Affirming Humanity: Palestinian Views of African-American Struggles in the 1950s and ‘60s

By Maha Nassar
Submitted to Session P4667 (Compassion, Morality and Intersubjectivity, 2016 Annual Meeting
Hist
Palestine;
Cultural Studies;
A number of recent scholarly works have shed new light on how Palestinians and African Americans have compared their respective struggles for freedom with one another. This scholarship has focused mainly on the period prior to 1948 and the decades after 1967. Less attention has been paid to the crucial period in between these two watershed years. Moreover, given the dominance of English-language sources in this body of scholarship, important Palestinian perspectives have not yet been brought to the fore. In particular, the writings of Palestinian intellectuals in Israel who saw clear parallels between their own positionality as minority citizens and the positionality of African Americans have not yet been adequately investigated.

I address this gap in the literature by tracing the ways in which Palestinian intellectuals in Israel engaged with multiple facets of the African-American struggle for freedom. I do so through a close reading and analysis of the three main Arabic publications of the Israeli Communist Party: al-Ittihad, al-Jadid and al-Ghad.

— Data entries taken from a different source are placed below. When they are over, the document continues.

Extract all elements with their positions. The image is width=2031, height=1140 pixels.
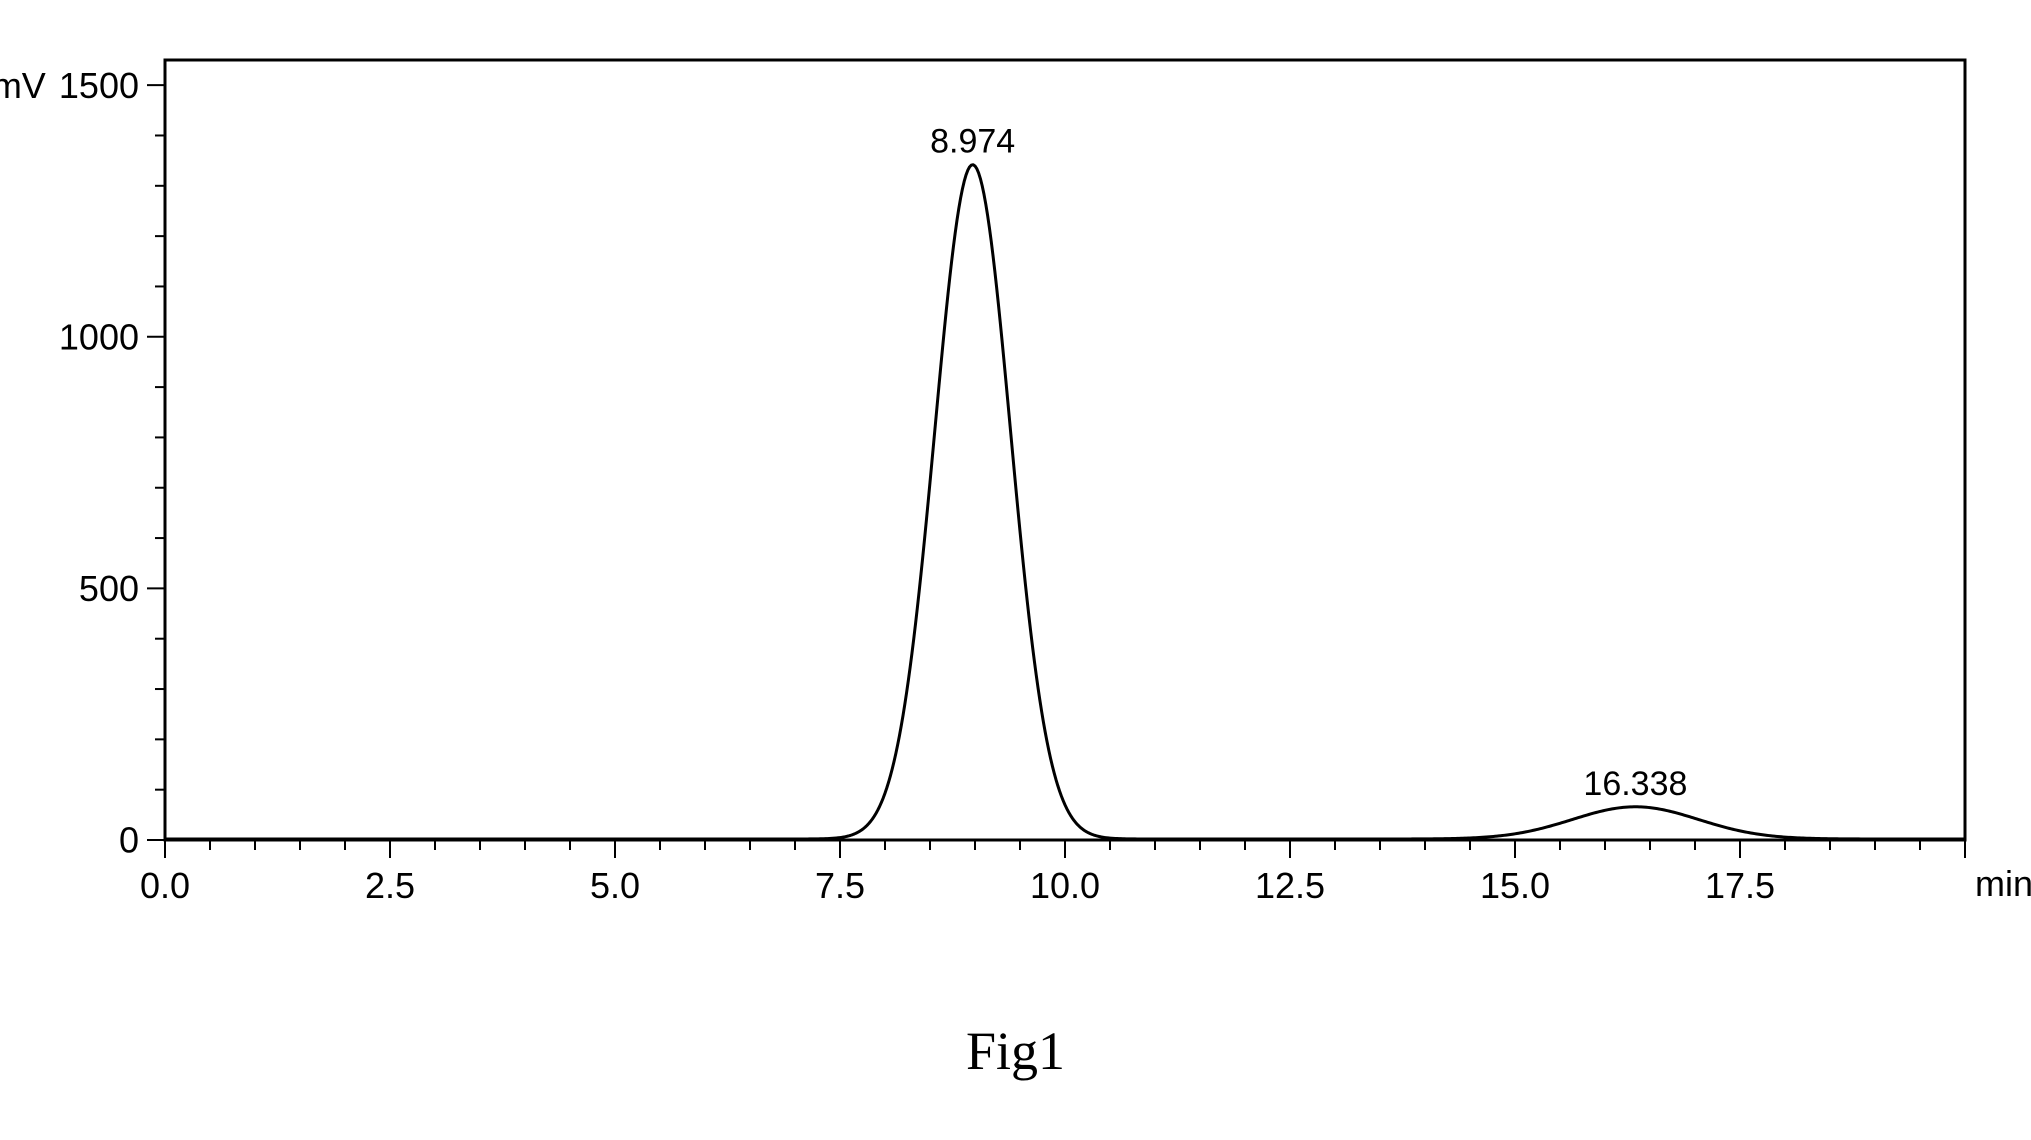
x-axis-label: min [1975,863,2031,904]
x-tick-label: 5.0 [590,865,640,906]
x-tick-label: 0.0 [140,865,190,906]
chromatogram-chart: 0.0 2.5 5.0 7.5 10.0 12.5 15.0 17.5 min 0 500 1000 1… [0,0,2031,1140]
plot-border [165,60,1965,840]
y-tick-label: 1000 [59,316,139,357]
peak-label: 16.338 [1583,765,1687,803]
y-tick-label: 500 [79,568,139,609]
page: 0.0 2.5 5.0 7.5 10.0 12.5 15.0 17.5 min 0 500 1000 1… [0,0,2031,1140]
figure-caption: Fig1 [0,1020,2031,1082]
x-tick-label: 10.0 [1030,865,1100,906]
x-tick-label: 2.5 [365,865,415,906]
y-axis-label: mV [0,65,46,106]
x-tick-label: 15.0 [1480,865,1550,906]
y-tick-label: 1500 [59,65,139,106]
x-tick-label: 7.5 [815,865,865,906]
peak-label: 8.974 [930,123,1015,161]
x-tick-label: 17.5 [1705,865,1775,906]
x-tick-label: 12.5 [1255,865,1325,906]
chromatogram-trace [165,165,1965,839]
y-tick-label: 0 [119,820,139,861]
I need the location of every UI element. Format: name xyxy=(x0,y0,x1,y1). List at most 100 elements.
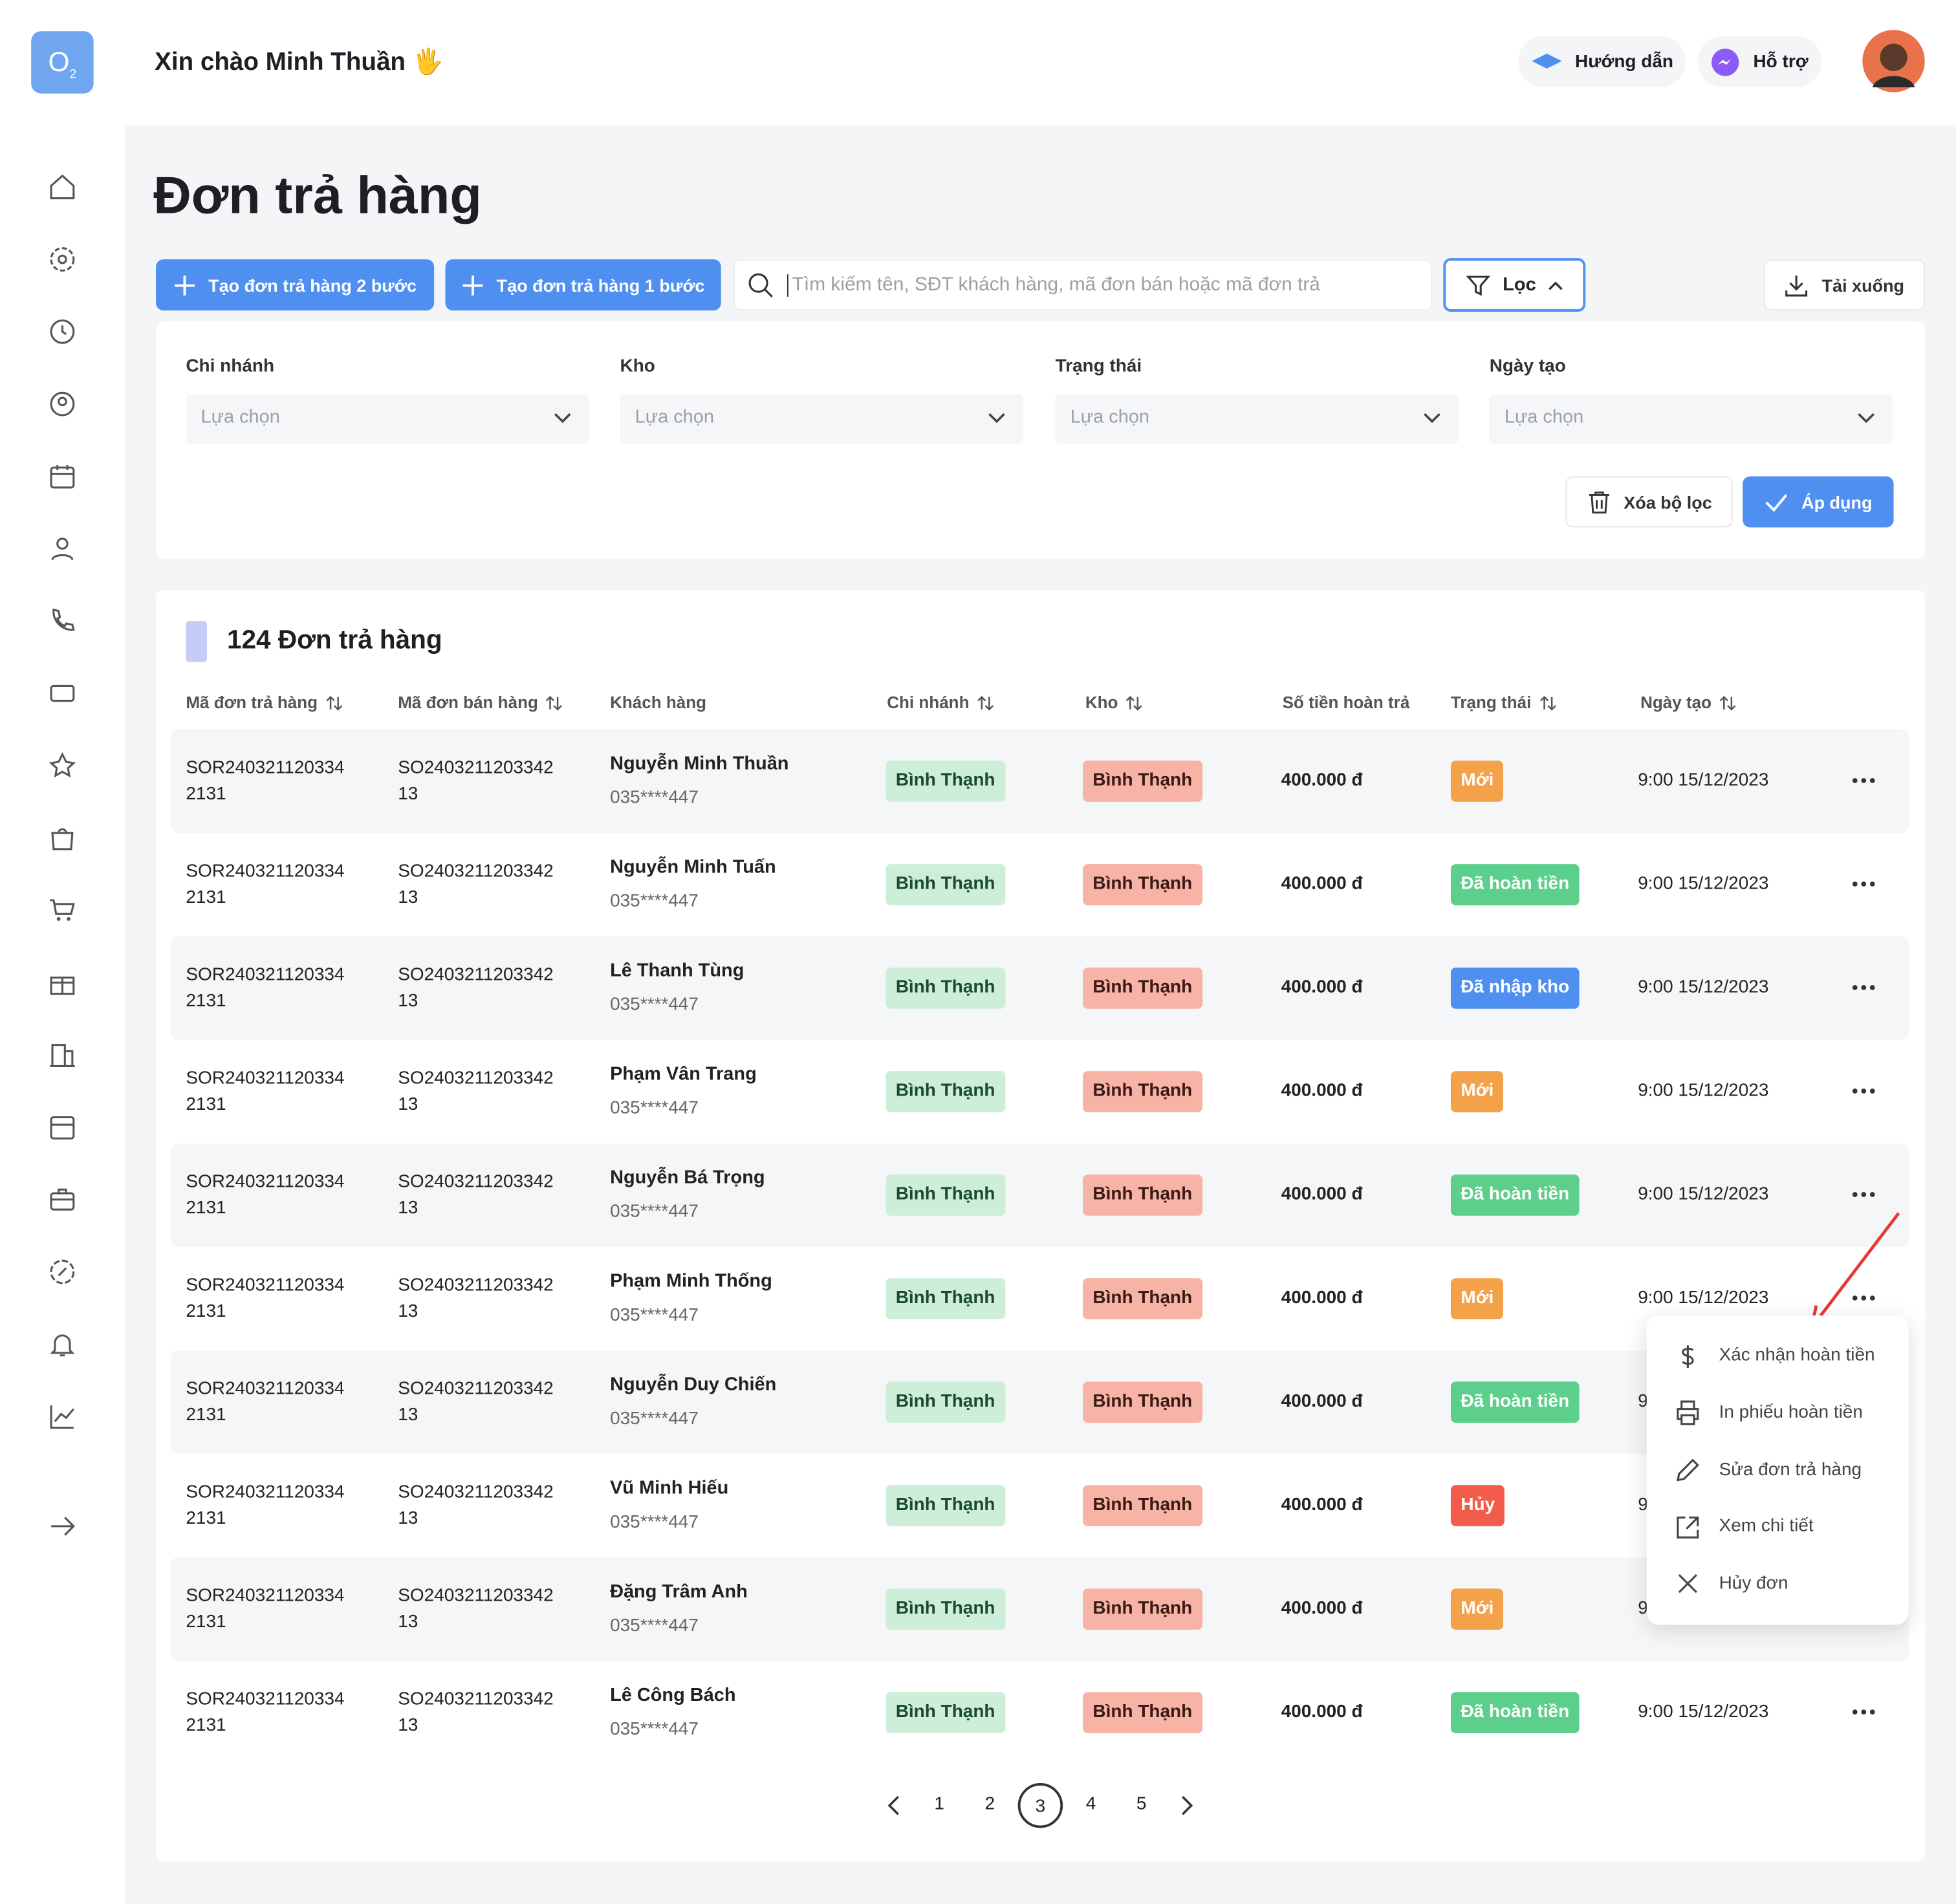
support-button[interactable]: Hỗ trợ xyxy=(1697,36,1821,87)
page-title: Đơn trả hàng xyxy=(153,166,482,225)
nav-discount[interactable] xyxy=(47,1257,77,1286)
clear-filter-button[interactable]: Xóa bộ lọc xyxy=(1565,476,1733,528)
status-badge: Đã hoàn tiền xyxy=(1450,1174,1580,1216)
row-actions[interactable] xyxy=(1851,777,1876,784)
branch-badge: Bình Thạnh xyxy=(886,1174,1005,1216)
menu-item[interactable]: Sửa đơn trả hàng xyxy=(1719,1460,1862,1480)
sort-icon[interactable] xyxy=(1125,694,1143,711)
clear-filter-label: Xóa bộ lọc xyxy=(1624,492,1712,512)
table-row: SOR2403211203342131 SO240321120334213 Đặng… xyxy=(171,1557,1909,1661)
sort-icon[interactable] xyxy=(325,694,343,711)
row-actions[interactable] xyxy=(1851,1191,1876,1198)
create-one-step-button[interactable]: Tạo đơn trả hàng 1 bước xyxy=(445,259,721,311)
created-date: 9:00 15/12/2023 xyxy=(1638,770,1769,791)
sale-id: SO240321120334213 xyxy=(398,1689,554,1736)
plus-icon xyxy=(462,275,483,295)
nav-briefcase[interactable] xyxy=(47,1185,77,1215)
messenger-icon xyxy=(1712,48,1740,76)
search-box[interactable]: Tìm kiếm tên, SĐT khách hàng, mã đơn bán… xyxy=(733,259,1432,311)
created-date: 9:00 15/12/2023 xyxy=(1638,1702,1769,1722)
return-id: SOR2403211203342131 xyxy=(186,1482,345,1529)
sale-id: SO240321120334213 xyxy=(398,1275,554,1322)
status-badge: Đã hoàn tiền xyxy=(1450,864,1580,905)
filter-select[interactable]: Lựa chọn xyxy=(186,394,589,444)
menu-item[interactable]: Xem chi tiết xyxy=(1719,1516,1814,1537)
nav-ticket[interactable] xyxy=(47,678,77,708)
refund-amount: 400.000 đ xyxy=(1281,1702,1363,1722)
sort-icon[interactable] xyxy=(977,694,994,711)
next-page[interactable] xyxy=(1179,1794,1196,1817)
page-number[interactable]: 3 xyxy=(1017,1783,1063,1828)
status-badge: Mới xyxy=(1450,1588,1504,1630)
create-two-step-button[interactable]: Tạo đơn trả hàng 2 bước xyxy=(156,259,435,311)
status-badge: Mới xyxy=(1450,761,1504,802)
nav-user[interactable] xyxy=(47,534,77,563)
search-placeholder: Tìm kiếm tên, SĐT khách hàng, mã đơn bán… xyxy=(787,274,1320,296)
open-icon xyxy=(1677,1516,1699,1539)
table-row: SOR2403211203342131 SO240321120334213 Nguy… xyxy=(171,1350,1909,1455)
nav-gift[interactable] xyxy=(47,968,77,997)
download-button[interactable]: Tải xuống xyxy=(1763,259,1925,311)
nav-expand[interactable] xyxy=(47,1511,77,1541)
page-number[interactable]: 2 xyxy=(984,1794,995,1815)
nav-account[interactable] xyxy=(47,389,77,419)
sale-id: SO240321120334213 xyxy=(398,758,554,805)
page-number[interactable]: 4 xyxy=(1085,1794,1096,1815)
nav-home[interactable] xyxy=(47,172,77,202)
return-id: SOR2403211203342131 xyxy=(186,965,345,1012)
row-actions[interactable] xyxy=(1851,1708,1876,1716)
nav-bag[interactable] xyxy=(47,823,77,852)
column-label: Mã đơn trả hàng xyxy=(186,693,318,712)
column-label: Mã đơn bán hàng xyxy=(398,693,538,712)
filter-select[interactable]: Lựa chọn xyxy=(1055,394,1459,444)
return-id: SOR2403211203342131 xyxy=(186,1379,345,1425)
return-id: SOR2403211203342131 xyxy=(186,758,345,805)
customer-name: Nguyễn Minh Thuần xyxy=(610,753,789,775)
customer-name: Lê Thanh Tùng xyxy=(610,960,744,982)
row-actions[interactable] xyxy=(1851,880,1876,888)
nav-settings[interactable] xyxy=(47,244,77,274)
menu-item[interactable]: In phiếu hoàn tiền xyxy=(1719,1403,1863,1423)
status-badge: Mới xyxy=(1450,1071,1504,1112)
nav-bell[interactable] xyxy=(47,1329,77,1359)
nav-phone[interactable] xyxy=(47,606,77,636)
check-icon xyxy=(1765,493,1788,512)
guide-icon xyxy=(1531,52,1561,69)
row-actions[interactable] xyxy=(1851,1087,1876,1095)
row-actions[interactable] xyxy=(1851,984,1876,991)
chevron-up xyxy=(1548,281,1563,290)
created-date: 9:00 15/12/2023 xyxy=(1638,1288,1769,1308)
column-label: Chi nhánh xyxy=(887,693,970,712)
sort-icon[interactable] xyxy=(545,694,563,711)
menu-item[interactable]: Hủy đơn xyxy=(1719,1574,1788,1594)
filter-button[interactable]: Lọc xyxy=(1443,258,1586,312)
nav-calendar[interactable] xyxy=(47,461,77,491)
avatar[interactable] xyxy=(1862,30,1925,92)
nav-store[interactable] xyxy=(47,1112,77,1142)
prev-page[interactable] xyxy=(884,1794,902,1817)
column-header: Ngày tạo xyxy=(1640,693,1737,712)
row-actions[interactable] xyxy=(1851,1294,1876,1302)
menu-item[interactable]: Xác nhận hoàn tiền xyxy=(1719,1345,1875,1366)
customer-name: Đặng Trâm Anh xyxy=(610,1581,748,1603)
sort-icon[interactable] xyxy=(1719,694,1737,711)
sort-icon[interactable] xyxy=(1539,694,1556,711)
column-label: Trạng thái xyxy=(1450,693,1532,712)
page-number[interactable]: 1 xyxy=(934,1794,944,1815)
column-header: Trạng thái xyxy=(1451,693,1556,712)
nav-star[interactable] xyxy=(47,751,77,781)
nav-history[interactable] xyxy=(47,317,77,347)
nav-report[interactable] xyxy=(47,1401,77,1431)
guide-button[interactable]: Hướng dẫn xyxy=(1518,36,1686,87)
filter-select[interactable]: Lựa chọn xyxy=(1489,394,1893,444)
table-row: SOR2403211203342131 SO240321120334213 Lê C… xyxy=(171,1661,1909,1765)
logo[interactable]: O2 xyxy=(31,31,94,94)
page-number[interactable]: 5 xyxy=(1136,1794,1147,1815)
apply-button[interactable]: Áp dụng xyxy=(1743,476,1894,528)
sidebar: O2 xyxy=(0,0,125,1904)
column-header: Chi nhánh xyxy=(887,693,994,712)
filter-select[interactable]: Lựa chọn xyxy=(620,394,1023,444)
nav-building[interactable] xyxy=(47,1040,77,1070)
nav-cart[interactable] xyxy=(47,895,77,925)
close-icon xyxy=(1678,1574,1697,1594)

In particular, I examine al-Jadid’s translation into Arabic of works by Langston Hughes, Countee Cullen and W.E.B. Du Bois; al-Ittihad’s coverage of the Civil Rights movement; and al-Ghad’s discussion of the portrayal of African Americans in Hollywood movies. I also provide a careful reading of Mahmoud Darwish’s 1966 two-part essay, “Letter to a Negro.” Through a textual analysis of these writings, I argue that Palestinian citizens of Israel understood that they, like African Americans, faced a racialized system of oppression that had similar internal logics, albeit with different external manifestations. More importantly, I argue that these Palestinians drew upon the experiences and perspectives of African Americans in order to reaffirm their own sense of humanity, as well as to affirm the humanity of others who were likewise struggling against systems of oppression.

By tracing the vicissitudes of these discourses, this paper elucidates the interconnectivity of political and cultural formations among Palestinian citizens of Israel and African Americans during an important—and often overlooked—period of history. By focusing on Palestinian writings in Arabic, this paper also provides fresh insights that can contribute to important and timely discussions developing among scholars in Middle Eastern studies, cultural studies, critical ethnic studies, decolonization studies, and American studies.